In the 19th century the population of the village had a sudden and significant increase. From the measurements carried out by Venczel József it can be concluded that the population growth between 1800 and 1935 was of 4101 people, but half of the population emigrated in the hope of a better living.  

For centuries the main occupation of the population was the agriculture and animal husbandry, but since the quality of the soil is poor, like in the other villages of the Upper Ciuc, the people of Dăneşti in order to ensure the daily living had to find other activities as well, like mining carried out together with the people of Mădăraş (Csíkmadaras), but they also had their own iron hammer mills.

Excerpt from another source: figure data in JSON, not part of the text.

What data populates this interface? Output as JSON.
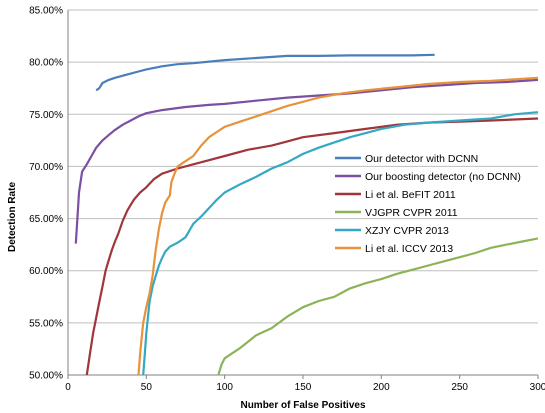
{
  "chart_data": {
    "type": "line",
    "xlabel": "Number of False Positives",
    "ylabel": "Detection Rate",
    "xlim": [
      0,
      300
    ],
    "ylim": [
      50,
      85
    ],
    "x_ticks": [
      0,
      50,
      100,
      150,
      200,
      250,
      300
    ],
    "y_ticks": [
      50,
      55,
      60,
      65,
      70,
      75,
      80,
      85
    ],
    "y_tick_labels": [
      "50.00%",
      "55.00%",
      "60.00%",
      "65.00%",
      "70.00%",
      "75.00%",
      "80.00%",
      "85.00%"
    ],
    "grid": "horizontal",
    "legend_position": "right-center",
    "series": [
      {
        "name": "Our detector with DCNN",
        "color": "#4A7EBB",
        "points": [
          [
            18,
            77.3
          ],
          [
            20,
            77.5
          ],
          [
            22,
            78.0
          ],
          [
            26,
            78.3
          ],
          [
            30,
            78.5
          ],
          [
            35,
            78.7
          ],
          [
            40,
            78.9
          ],
          [
            45,
            79.1
          ],
          [
            50,
            79.3
          ],
          [
            60,
            79.6
          ],
          [
            70,
            79.8
          ],
          [
            80,
            79.9
          ],
          [
            100,
            80.2
          ],
          [
            120,
            80.4
          ],
          [
            140,
            80.6
          ],
          [
            160,
            80.6
          ],
          [
            180,
            80.65
          ],
          [
            200,
            80.65
          ],
          [
            220,
            80.65
          ],
          [
            234,
            80.7
          ]
        ]
      },
      {
        "name": "Our boosting detector (no DCNN)",
        "color": "#7B4FA1",
        "points": [
          [
            5,
            62.6
          ],
          [
            6,
            65.0
          ],
          [
            7,
            67.5
          ],
          [
            9,
            69.5
          ],
          [
            12,
            70.2
          ],
          [
            15,
            71.0
          ],
          [
            18,
            71.8
          ],
          [
            22,
            72.5
          ],
          [
            26,
            73.0
          ],
          [
            30,
            73.5
          ],
          [
            35,
            74.0
          ],
          [
            40,
            74.4
          ],
          [
            45,
            74.8
          ],
          [
            50,
            75.1
          ],
          [
            60,
            75.4
          ],
          [
            75,
            75.7
          ],
          [
            90,
            75.9
          ],
          [
            100,
            76.0
          ],
          [
            120,
            76.3
          ],
          [
            140,
            76.6
          ],
          [
            160,
            76.8
          ],
          [
            180,
            77.0
          ],
          [
            200,
            77.3
          ],
          [
            220,
            77.6
          ],
          [
            240,
            77.8
          ],
          [
            260,
            78.0
          ],
          [
            280,
            78.1
          ],
          [
            300,
            78.3
          ]
        ]
      },
      {
        "name": "Li et al. BeFIT 2011",
        "color": "#A0353B",
        "points": [
          [
            12,
            50.0
          ],
          [
            14,
            52.0
          ],
          [
            16,
            54.0
          ],
          [
            18,
            55.5
          ],
          [
            20,
            57.0
          ],
          [
            22,
            58.5
          ],
          [
            24,
            60.0
          ],
          [
            26,
            61.0
          ],
          [
            28,
            62.0
          ],
          [
            30,
            62.8
          ],
          [
            32,
            63.5
          ],
          [
            35,
            64.8
          ],
          [
            38,
            65.8
          ],
          [
            42,
            66.8
          ],
          [
            46,
            67.5
          ],
          [
            50,
            68.0
          ],
          [
            55,
            68.8
          ],
          [
            60,
            69.3
          ],
          [
            70,
            69.8
          ],
          [
            80,
            70.2
          ],
          [
            90,
            70.6
          ],
          [
            100,
            71.0
          ],
          [
            115,
            71.6
          ],
          [
            130,
            72.0
          ],
          [
            140,
            72.4
          ],
          [
            150,
            72.8
          ],
          [
            170,
            73.2
          ],
          [
            190,
            73.6
          ],
          [
            210,
            74.0
          ],
          [
            230,
            74.2
          ],
          [
            250,
            74.3
          ],
          [
            270,
            74.4
          ],
          [
            300,
            74.6
          ]
        ]
      },
      {
        "name": "VJGPR CVPR 2011",
        "color": "#8DB359",
        "points": [
          [
            96,
            50.0
          ],
          [
            98,
            51.0
          ],
          [
            100,
            51.6
          ],
          [
            105,
            52.1
          ],
          [
            110,
            52.6
          ],
          [
            115,
            53.2
          ],
          [
            120,
            53.8
          ],
          [
            130,
            54.5
          ],
          [
            140,
            55.6
          ],
          [
            150,
            56.5
          ],
          [
            160,
            57.1
          ],
          [
            170,
            57.5
          ],
          [
            180,
            58.3
          ],
          [
            190,
            58.8
          ],
          [
            200,
            59.2
          ],
          [
            210,
            59.7
          ],
          [
            220,
            60.1
          ],
          [
            230,
            60.5
          ],
          [
            240,
            60.9
          ],
          [
            250,
            61.3
          ],
          [
            260,
            61.7
          ],
          [
            270,
            62.2
          ],
          [
            280,
            62.5
          ],
          [
            290,
            62.8
          ],
          [
            300,
            63.1
          ]
        ]
      },
      {
        "name": "XZJY CVPR 2013",
        "color": "#35A8C3",
        "points": [
          [
            48,
            50.0
          ],
          [
            49,
            52.0
          ],
          [
            50,
            54.0
          ],
          [
            51,
            55.5
          ],
          [
            52,
            57.0
          ],
          [
            54,
            58.5
          ],
          [
            56,
            59.5
          ],
          [
            58,
            60.5
          ],
          [
            60,
            61.2
          ],
          [
            62,
            61.8
          ],
          [
            65,
            62.3
          ],
          [
            70,
            62.7
          ],
          [
            75,
            63.2
          ],
          [
            80,
            64.5
          ],
          [
            85,
            65.2
          ],
          [
            90,
            66.0
          ],
          [
            95,
            66.8
          ],
          [
            100,
            67.5
          ],
          [
            110,
            68.3
          ],
          [
            120,
            69.0
          ],
          [
            130,
            69.8
          ],
          [
            140,
            70.4
          ],
          [
            150,
            71.2
          ],
          [
            160,
            71.8
          ],
          [
            170,
            72.3
          ],
          [
            180,
            72.8
          ],
          [
            190,
            73.2
          ],
          [
            200,
            73.6
          ],
          [
            215,
            74.0
          ],
          [
            230,
            74.2
          ],
          [
            250,
            74.4
          ],
          [
            270,
            74.6
          ],
          [
            285,
            75.0
          ],
          [
            300,
            75.2
          ]
        ]
      },
      {
        "name": "Li et al. ICCV 2013",
        "color": "#E8923A",
        "points": [
          [
            45,
            50.0
          ],
          [
            46,
            52.0
          ],
          [
            47,
            53.5
          ],
          [
            48,
            55.0
          ],
          [
            50,
            56.5
          ],
          [
            52,
            57.8
          ],
          [
            54,
            59.5
          ],
          [
            56,
            62.0
          ],
          [
            58,
            64.0
          ],
          [
            60,
            65.5
          ],
          [
            62,
            66.5
          ],
          [
            64,
            67.0
          ],
          [
            65,
            67.2
          ],
          [
            66,
            68.5
          ],
          [
            68,
            69.3
          ],
          [
            70,
            70.0
          ],
          [
            75,
            70.5
          ],
          [
            80,
            71.0
          ],
          [
            85,
            72.0
          ],
          [
            90,
            72.8
          ],
          [
            95,
            73.3
          ],
          [
            100,
            73.8
          ],
          [
            110,
            74.3
          ],
          [
            120,
            74.8
          ],
          [
            130,
            75.3
          ],
          [
            140,
            75.8
          ],
          [
            150,
            76.2
          ],
          [
            160,
            76.6
          ],
          [
            175,
            77.0
          ],
          [
            190,
            77.3
          ],
          [
            210,
            77.6
          ],
          [
            230,
            77.9
          ],
          [
            250,
            78.1
          ],
          [
            270,
            78.2
          ],
          [
            290,
            78.4
          ],
          [
            300,
            78.5
          ]
        ]
      }
    ]
  }
}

In the eastern region of its territory there was discovered good quality clay fact which contributed to the slow formation of the still existing and famous pottery of Dăneşti. The basic condition of its development was the clay found which proved to be a cheap and unfailing resource of raw material. The name of the village reminds the people that live here about two things: the bath called Dugás and the black ceramics. Both of them have a representational character. The black ceramics is made of the same material as the usual tile-coloured ceramics, but during the baking the oven is closed, so the smoke cannot escape and the pots absorb the smoke in 1 cm thick layer inside and outside. Today various pots are made for decoration purposes, using two colours: red and black; both types are unglazed rustic ceramics.

The thermal water of Dugás bath, rich in minerals at a temperature of 29 C°, attracts the people living nearby. Here functions the only swimming pool of Upper Ciuc that is a popular place of amusement for the young. Till the autumn of 1919 Dăneşti belonged to the Csíknagyboldogasszony (the Assumption of the Blessed Virgin Mary) parish. Before their church was built they held the masses in the assembly room of the present parish hall. In 1922 they received a statue of the Virgin Mary and this is when they started the construction of the church. The catholic church of the village was built in neo-Gothic style between 1922 and 1935, so it is the most recent church of this region. The Patronal Feast of the church is celebrated on the 8 December, on the day of the Immaculate Conception.

One of the sights of the village is the landmark dedicated to the memory of Queen Elisabeth of Hungary, a memorial column unique in the entire region of Ciuc.

Its cultural and scholastic traditions date back almost 400 years ago. Its elementary school was expanded in a prestigious agricultural high school. In Dăneşti is the only high school of Upper Ciuc which offers to many young people learning possibilities.

The folk traditions occupy a special place in the hearts of the locals. This is proven by the folk dance taught to the young ones and also by the various traditional programmes that are organised.